Another option would be to just concatenate four fields in of character strings, vat_table.contig (ex: ‘chr1’), vat_table.position (ex: ‘10001’), vat_table.ref_allele (ex: ‘T’), and vat_table.alt_allele (ex: ‘C’) to form a DIY vid field. However, I am having trouble doing this as well.

A final option would be to change the format of the the vat_table.vid field when I originally load the table with the call below:

vat_table = hl.import_table(vat_path, force = True, quote = ‘"’, delimiter = “\t”, force_bgz = True)

I see this thread advising on how to adjust the contig format when reading in a VCF, but I’m not sure if there is a nice way to adjust this from a tab-delimited file.

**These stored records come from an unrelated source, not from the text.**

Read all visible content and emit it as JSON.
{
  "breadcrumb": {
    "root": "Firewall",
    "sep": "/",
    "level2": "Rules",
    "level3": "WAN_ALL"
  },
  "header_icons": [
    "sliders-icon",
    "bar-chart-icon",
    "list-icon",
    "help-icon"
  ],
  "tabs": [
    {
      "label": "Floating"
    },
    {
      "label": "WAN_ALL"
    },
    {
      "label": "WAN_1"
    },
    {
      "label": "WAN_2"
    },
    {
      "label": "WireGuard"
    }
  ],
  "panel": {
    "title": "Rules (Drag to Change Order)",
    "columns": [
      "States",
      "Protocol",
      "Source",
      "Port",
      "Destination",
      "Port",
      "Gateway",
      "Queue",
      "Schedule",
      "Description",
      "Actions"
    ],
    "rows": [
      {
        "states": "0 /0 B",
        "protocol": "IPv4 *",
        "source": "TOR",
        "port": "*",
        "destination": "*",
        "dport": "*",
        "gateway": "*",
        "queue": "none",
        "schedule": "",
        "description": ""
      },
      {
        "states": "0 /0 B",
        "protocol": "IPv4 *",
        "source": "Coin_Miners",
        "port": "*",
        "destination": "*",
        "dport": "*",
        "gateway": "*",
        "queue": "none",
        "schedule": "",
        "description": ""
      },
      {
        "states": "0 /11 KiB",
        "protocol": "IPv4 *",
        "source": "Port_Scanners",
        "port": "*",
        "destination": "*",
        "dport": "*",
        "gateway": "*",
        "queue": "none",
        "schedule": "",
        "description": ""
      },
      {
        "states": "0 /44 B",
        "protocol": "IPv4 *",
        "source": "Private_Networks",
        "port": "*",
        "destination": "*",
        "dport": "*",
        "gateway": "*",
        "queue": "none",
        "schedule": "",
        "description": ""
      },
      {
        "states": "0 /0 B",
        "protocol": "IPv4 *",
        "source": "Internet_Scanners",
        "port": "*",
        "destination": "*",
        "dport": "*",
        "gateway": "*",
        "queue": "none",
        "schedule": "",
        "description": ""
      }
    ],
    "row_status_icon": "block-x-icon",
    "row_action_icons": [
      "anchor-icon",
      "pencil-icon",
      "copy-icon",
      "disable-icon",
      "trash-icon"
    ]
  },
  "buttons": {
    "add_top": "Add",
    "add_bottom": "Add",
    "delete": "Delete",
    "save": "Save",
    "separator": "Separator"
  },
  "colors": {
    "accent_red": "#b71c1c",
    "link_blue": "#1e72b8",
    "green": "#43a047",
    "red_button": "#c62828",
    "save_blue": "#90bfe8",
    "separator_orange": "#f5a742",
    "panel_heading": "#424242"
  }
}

I am unfortunately not able to make any changed directly in the source file.

Hopefully that is clear, and thanks so much for you help!



If you’d like to go with the first option, you could do something along these lines:

vat_table = hl.import_table(...)
vat_table = vat_table.annotate(vid = "chr" + vat_table.vid.replace("-", ":"))

For the second,

vat_table = vat_table.annotate(vid = vat_table.contig + ":" + vat_table.position + ":" + vat_table.ref_allele + ":" + vat_table.alt_allele)

As far as I can tell, we unfortunately don’t have an equivalent to the contig_recoding keyword for import_table, but someone else from the team may be able to chime in if I’m missing something there.

Hope that helps!